Shanghai Metro puts lost and found items online

Chen Huizhi
If you lose something when riding the Metro, you can report it with just a click — but the service is currently available only in Chinese.
Chen Huizhi

Wallets, bank cards, backpacks, mobile phones, laptops and passports — they all get left on the Metro.

Now, however, it is easier to find them, thanks to an online lost and found list on Shanghai Metro’s website.

The new “lost and found” section, which has over 500 items handed in, is available on service.shmetro.com. The list was started on September 30.

For passengers making lost and found requests to the website, the system is a much faster and more user-friendly process than the days of needing to seek police or Metro staff in person.

Furthermore, lost and found information was not efficiently shared between the different Metro lines.

Now, once a request is submitted through the system,  the Metro company will within 48 hours match the item claimed to be lost with its inventory of lost items found by Metro police, staff or passengers, the company said.

“The passenger who requested it can come back to the website to check progress of the lost and found process, and if the item is recovered, we will inform him right away,” said Yang Yizhong, a Metro official.

But if there are no positive results after 48 hours, the passenger is advised to resubmit a request or call the Metro hotline 64370000 for further help.

The inventory list kept by the Metro has about 180 transportation cards still awaiting their owners to take them back, as well as 30 wallets, 29 backpacks and shoulder bags, 25 debit cards and credit cards, 13 mobile phones, 11 umbrellas, eight laptops, eight Chinese national ID cards and one passport.

The online lost and found service is available only in Chinese, and the company said it isn't currently planning to add an English version.

Shanghai’s Metro network, with 617 kilometers of track, is the world's largest city system. An estimated 3.4 billion passengers used the system in Shanghai last year.

So the current list of 500 or so items seems minuscule by comparison.

Clues from lost items

In searching for reported lost items, the Metro company and the network's police often work together.

Shanghai Metro police said they check lost items for any clues and try to contact the owners as quickly as possible. Many lost business licenses, labor contracts, passports, mobile phones and laptops are returned speedily as a result.

Feng Linghang, a police officer from Yishan Road Station Police Station which covers 28 Metro stations, said, “for business licenses, we will search the contact information online or call the yellow page service if no information is readily available. For mobile phones, we will call a recent contact of the phone owner with the phone and ask him or her to contact the owner; for laptops, we will send an e-mail to the owner if the laptop has a mailbox and doesn’t require passwords.”

For passports belonging to foreigners, they usually contact their police colleagues administrating the area where the foreigner lives for help. Feng said a passport of a Japanese expatriate lost at Zhongshan Park station was returned to its owner this way in May.

Surveillance cameras at Metro stations are also used to find clues about the lost items.

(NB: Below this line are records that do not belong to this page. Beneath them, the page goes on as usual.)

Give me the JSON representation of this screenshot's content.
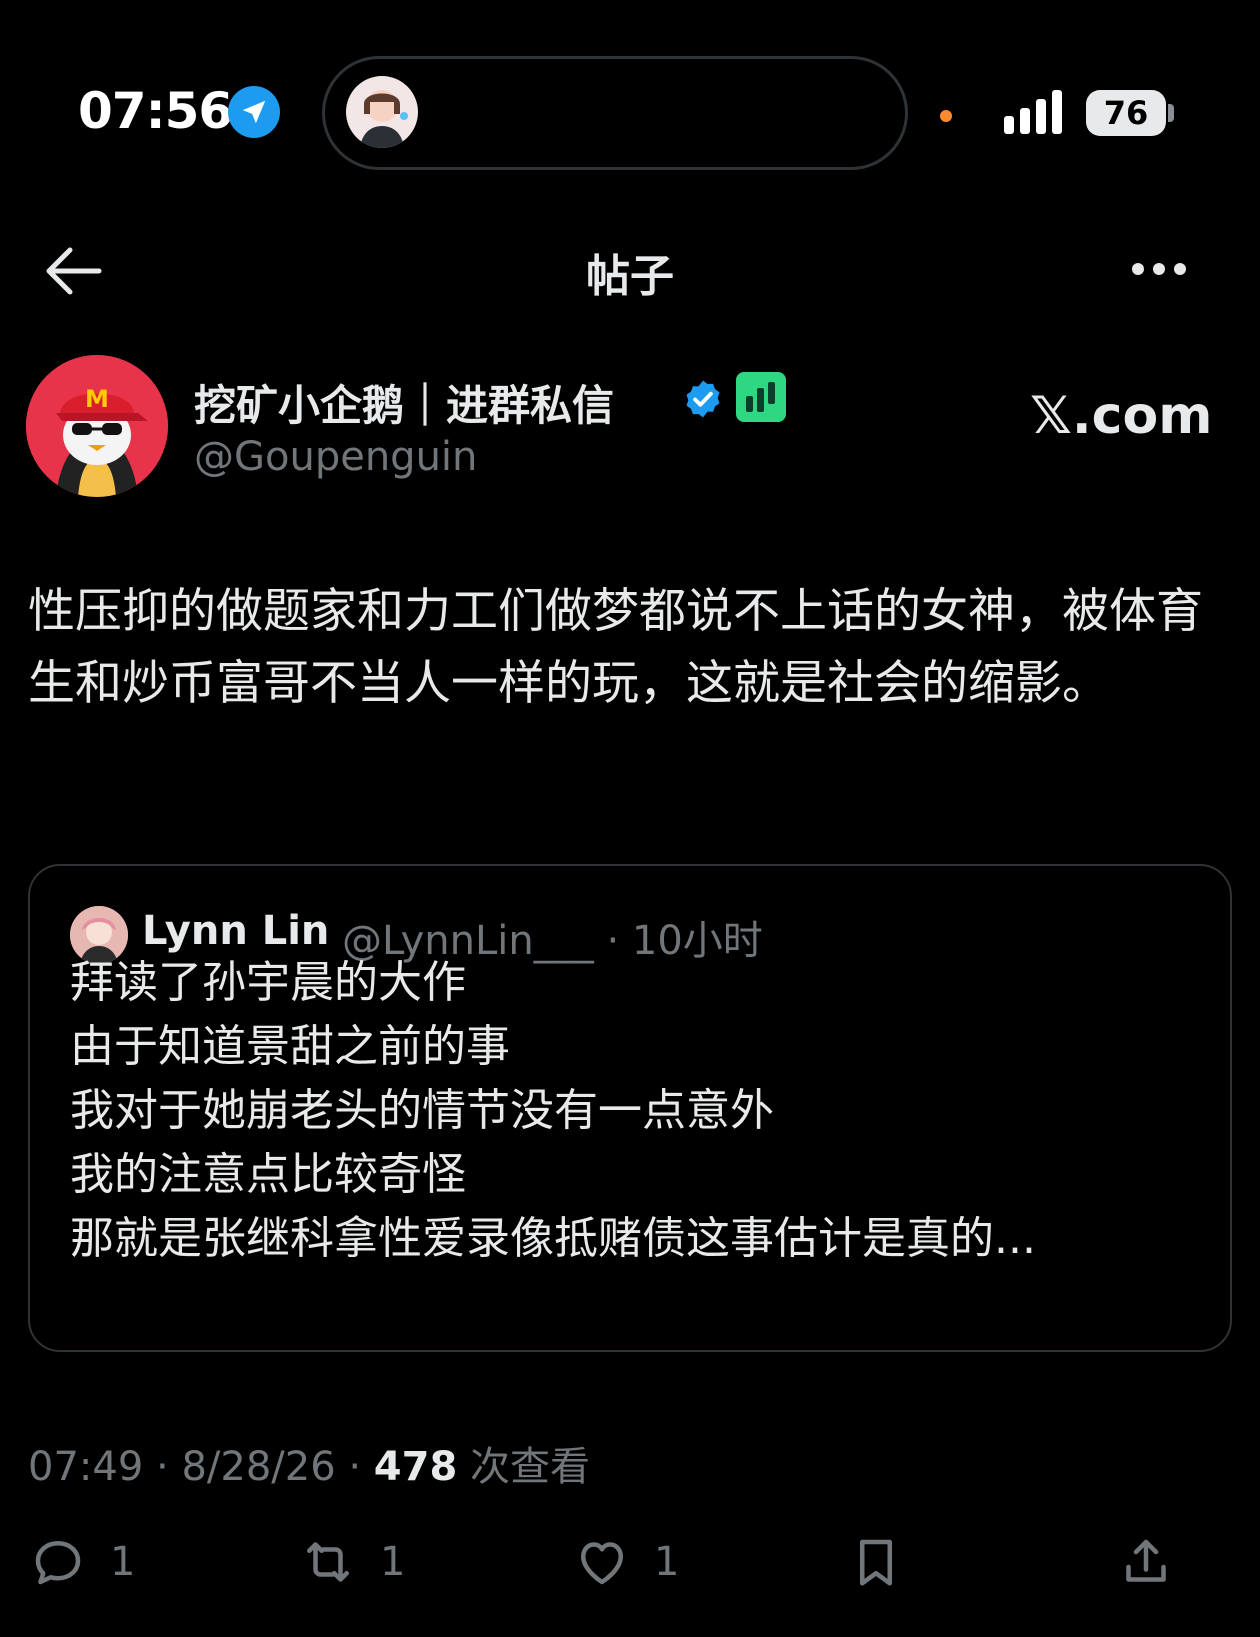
{
  "status_bar": {
    "time": "07:56",
    "battery": "76"
  },
  "header": {
    "title": "帖子"
  },
  "author": {
    "name": "挖矿小企鹅｜进群私信",
    "handle": "@Goupenguin",
    "source_label": "𝕏.com"
  },
  "post": {
    "text": "性压抑的做题家和力工们做梦都说不上话的女神，被体育生和炒币富哥不当人一样的玩，这就是社会的缩影。"
  },
  "quoted": {
    "name": "Lynn Lin",
    "handle": "@LynnLin___",
    "time": "· 10小时",
    "lines": [
      "拜读了孙宇晨的大作",
      "由于知道景甜之前的事",
      "我对于她崩老头的情节没有一点意外",
      "我的注意点比较奇怪",
      "那就是张继科拿性爱录像抵赌债这事估计是真的..."
    ]
  },
  "meta": {
    "time": "07:49",
    "date": "8/28/26",
    "views": "478",
    "views_label": "次查看"
  },
  "actions": {
    "replies": "1",
    "reposts": "1",
    "likes": "1"
  },
  "colors": {
    "accent": "#1d9bf0",
    "muted": "#71767b",
    "brand_badge": "#2ed882",
    "avatar_bg": "#e8344a"
  }
}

“Once we found a lost mobile phone at Zhongshan Park Station, and through surveillance cameras we spotted the owner of the phone wearing a uniform of a restaurant,” Feng said. “Through the restaurant, we got into contact with the owner.”

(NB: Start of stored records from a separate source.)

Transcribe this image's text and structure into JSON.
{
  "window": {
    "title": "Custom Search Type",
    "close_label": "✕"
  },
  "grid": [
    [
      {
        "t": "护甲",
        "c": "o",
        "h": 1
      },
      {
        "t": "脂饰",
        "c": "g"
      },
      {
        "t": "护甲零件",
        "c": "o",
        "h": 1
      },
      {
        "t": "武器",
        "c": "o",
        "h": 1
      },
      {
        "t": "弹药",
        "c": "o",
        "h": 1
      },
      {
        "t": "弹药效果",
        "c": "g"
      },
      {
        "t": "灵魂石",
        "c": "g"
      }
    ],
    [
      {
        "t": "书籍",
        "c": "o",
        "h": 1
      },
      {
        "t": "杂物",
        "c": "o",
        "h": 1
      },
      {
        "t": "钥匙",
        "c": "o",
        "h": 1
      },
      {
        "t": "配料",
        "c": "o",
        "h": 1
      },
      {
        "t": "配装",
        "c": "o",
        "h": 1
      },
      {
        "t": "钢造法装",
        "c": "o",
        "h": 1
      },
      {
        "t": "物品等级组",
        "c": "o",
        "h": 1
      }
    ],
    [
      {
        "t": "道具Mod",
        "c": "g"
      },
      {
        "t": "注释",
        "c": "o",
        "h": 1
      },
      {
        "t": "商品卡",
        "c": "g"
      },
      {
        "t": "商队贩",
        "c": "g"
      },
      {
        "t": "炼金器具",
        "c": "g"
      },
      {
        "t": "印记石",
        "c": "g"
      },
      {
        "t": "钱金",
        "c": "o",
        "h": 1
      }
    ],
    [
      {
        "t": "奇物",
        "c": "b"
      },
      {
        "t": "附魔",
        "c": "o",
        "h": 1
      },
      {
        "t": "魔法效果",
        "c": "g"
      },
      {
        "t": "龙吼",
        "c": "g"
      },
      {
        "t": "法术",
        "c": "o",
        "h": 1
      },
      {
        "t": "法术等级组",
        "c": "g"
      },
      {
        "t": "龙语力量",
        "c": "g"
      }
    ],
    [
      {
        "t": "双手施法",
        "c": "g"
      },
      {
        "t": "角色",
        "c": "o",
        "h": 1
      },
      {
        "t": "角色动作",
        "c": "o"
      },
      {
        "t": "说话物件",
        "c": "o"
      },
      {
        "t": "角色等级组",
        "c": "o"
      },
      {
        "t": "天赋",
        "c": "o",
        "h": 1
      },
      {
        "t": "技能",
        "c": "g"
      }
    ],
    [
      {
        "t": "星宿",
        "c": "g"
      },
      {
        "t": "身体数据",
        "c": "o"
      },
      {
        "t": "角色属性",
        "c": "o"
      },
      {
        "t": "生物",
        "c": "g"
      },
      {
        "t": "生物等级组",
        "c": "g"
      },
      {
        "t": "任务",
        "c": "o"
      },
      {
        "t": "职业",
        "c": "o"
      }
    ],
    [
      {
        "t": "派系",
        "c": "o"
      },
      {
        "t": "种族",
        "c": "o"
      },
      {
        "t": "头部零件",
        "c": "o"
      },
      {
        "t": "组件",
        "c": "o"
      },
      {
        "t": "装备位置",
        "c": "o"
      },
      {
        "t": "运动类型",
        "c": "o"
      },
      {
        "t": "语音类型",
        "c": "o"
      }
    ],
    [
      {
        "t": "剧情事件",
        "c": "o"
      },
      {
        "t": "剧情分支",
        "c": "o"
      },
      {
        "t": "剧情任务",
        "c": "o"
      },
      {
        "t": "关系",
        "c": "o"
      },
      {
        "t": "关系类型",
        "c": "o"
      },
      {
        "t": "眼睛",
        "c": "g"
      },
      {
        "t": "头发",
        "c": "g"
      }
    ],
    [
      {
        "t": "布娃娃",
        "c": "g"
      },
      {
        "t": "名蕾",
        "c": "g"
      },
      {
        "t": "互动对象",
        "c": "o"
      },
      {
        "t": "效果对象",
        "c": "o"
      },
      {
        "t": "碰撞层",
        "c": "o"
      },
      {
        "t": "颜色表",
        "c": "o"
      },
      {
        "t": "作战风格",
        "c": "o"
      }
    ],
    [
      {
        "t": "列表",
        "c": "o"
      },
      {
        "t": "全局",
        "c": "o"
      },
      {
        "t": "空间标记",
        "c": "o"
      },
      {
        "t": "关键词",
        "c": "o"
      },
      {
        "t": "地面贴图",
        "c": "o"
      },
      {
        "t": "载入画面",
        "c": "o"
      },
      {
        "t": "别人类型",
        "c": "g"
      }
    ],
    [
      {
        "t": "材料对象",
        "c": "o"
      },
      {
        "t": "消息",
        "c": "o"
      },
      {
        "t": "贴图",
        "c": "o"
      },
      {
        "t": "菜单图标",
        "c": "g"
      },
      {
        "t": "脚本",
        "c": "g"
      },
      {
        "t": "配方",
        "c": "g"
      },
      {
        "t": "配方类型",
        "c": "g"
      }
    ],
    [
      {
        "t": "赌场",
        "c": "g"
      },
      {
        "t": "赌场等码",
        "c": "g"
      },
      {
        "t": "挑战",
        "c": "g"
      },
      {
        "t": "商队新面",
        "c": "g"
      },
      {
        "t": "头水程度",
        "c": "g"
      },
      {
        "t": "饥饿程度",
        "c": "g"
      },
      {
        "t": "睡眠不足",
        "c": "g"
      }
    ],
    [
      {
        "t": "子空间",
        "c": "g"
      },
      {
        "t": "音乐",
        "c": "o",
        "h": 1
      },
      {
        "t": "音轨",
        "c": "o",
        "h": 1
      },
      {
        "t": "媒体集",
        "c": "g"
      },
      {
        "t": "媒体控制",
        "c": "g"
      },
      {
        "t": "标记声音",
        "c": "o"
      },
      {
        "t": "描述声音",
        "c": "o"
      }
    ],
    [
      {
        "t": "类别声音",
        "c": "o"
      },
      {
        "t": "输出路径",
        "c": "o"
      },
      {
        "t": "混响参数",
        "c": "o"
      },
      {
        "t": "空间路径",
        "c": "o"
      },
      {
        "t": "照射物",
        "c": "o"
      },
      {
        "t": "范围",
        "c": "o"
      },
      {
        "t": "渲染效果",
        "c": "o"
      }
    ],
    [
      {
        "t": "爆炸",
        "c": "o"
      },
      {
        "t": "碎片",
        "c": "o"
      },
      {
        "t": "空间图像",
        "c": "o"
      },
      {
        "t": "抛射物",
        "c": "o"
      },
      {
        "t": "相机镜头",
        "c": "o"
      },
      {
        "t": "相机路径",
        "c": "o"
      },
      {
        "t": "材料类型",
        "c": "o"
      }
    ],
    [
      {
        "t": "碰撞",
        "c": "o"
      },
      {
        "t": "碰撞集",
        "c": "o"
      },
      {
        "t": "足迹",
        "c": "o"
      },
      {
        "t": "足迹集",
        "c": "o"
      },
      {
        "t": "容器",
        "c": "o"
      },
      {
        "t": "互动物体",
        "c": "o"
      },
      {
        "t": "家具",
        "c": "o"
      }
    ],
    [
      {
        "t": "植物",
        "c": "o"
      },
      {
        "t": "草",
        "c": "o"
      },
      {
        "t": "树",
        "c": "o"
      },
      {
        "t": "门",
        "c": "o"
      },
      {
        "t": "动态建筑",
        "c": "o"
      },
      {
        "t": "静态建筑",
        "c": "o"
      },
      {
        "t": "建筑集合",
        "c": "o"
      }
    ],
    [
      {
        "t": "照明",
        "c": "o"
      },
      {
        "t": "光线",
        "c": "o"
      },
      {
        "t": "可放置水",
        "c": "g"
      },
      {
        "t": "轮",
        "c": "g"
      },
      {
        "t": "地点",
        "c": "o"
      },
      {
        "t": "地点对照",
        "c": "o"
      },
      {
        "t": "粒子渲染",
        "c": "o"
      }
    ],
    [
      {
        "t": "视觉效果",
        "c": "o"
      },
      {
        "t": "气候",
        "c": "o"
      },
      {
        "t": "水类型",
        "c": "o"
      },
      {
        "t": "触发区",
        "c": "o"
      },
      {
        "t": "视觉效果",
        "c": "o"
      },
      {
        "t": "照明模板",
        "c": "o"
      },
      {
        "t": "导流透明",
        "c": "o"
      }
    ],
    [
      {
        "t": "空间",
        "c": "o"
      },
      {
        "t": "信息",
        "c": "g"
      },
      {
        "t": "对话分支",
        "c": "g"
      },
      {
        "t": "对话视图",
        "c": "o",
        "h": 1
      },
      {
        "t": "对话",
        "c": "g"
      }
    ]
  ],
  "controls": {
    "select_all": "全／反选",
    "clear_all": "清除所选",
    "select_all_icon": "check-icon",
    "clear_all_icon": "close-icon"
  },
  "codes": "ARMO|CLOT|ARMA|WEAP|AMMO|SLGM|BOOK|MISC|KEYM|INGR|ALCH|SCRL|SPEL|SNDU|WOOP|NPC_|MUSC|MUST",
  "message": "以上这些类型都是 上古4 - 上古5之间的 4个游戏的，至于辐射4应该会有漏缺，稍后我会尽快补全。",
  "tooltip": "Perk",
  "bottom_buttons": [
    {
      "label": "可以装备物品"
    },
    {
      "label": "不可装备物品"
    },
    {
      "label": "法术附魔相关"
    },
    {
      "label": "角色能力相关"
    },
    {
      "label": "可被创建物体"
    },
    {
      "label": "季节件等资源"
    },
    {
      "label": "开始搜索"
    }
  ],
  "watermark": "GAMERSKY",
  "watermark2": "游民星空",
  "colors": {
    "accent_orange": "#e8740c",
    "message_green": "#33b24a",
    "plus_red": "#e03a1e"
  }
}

Sometimes the police will go the extra mile to reach the owners of lost items.

On the evening of September 26, staff at Xinzhuang Station on Line 1 found a laptop in an empty train and handed it over to the police at Xujiahui Station Police Station. Since the only clue they had was the user name to the desktop which was in pinyin, the police combed through household registration data with it and made over 20 phone calls till they finally traced the owner.

Theft or misappropriation

Sometimes something lost by a passenger is picked up and taken away from the Metro system by another passenger.

Such was a case on the evening of October 11 when a passenger lost his backpack with a laptop inside on a train at Songjiang Sports Center Station on Line 9. The man who took the backpack away with him, surnamed Fan, was caught by Metro police at Huamu Road Station on Line 7 on the morning of October 13.

Police said Fan was given only an admonition because he admitted he took the laptop but handed it in later, and the case was considered to be a misappropriation of another person’s property.

But in a case where someone takes away another person’s belongings while that person is asleep, it could be considered as theft and the suspect could face severe punishment, police said.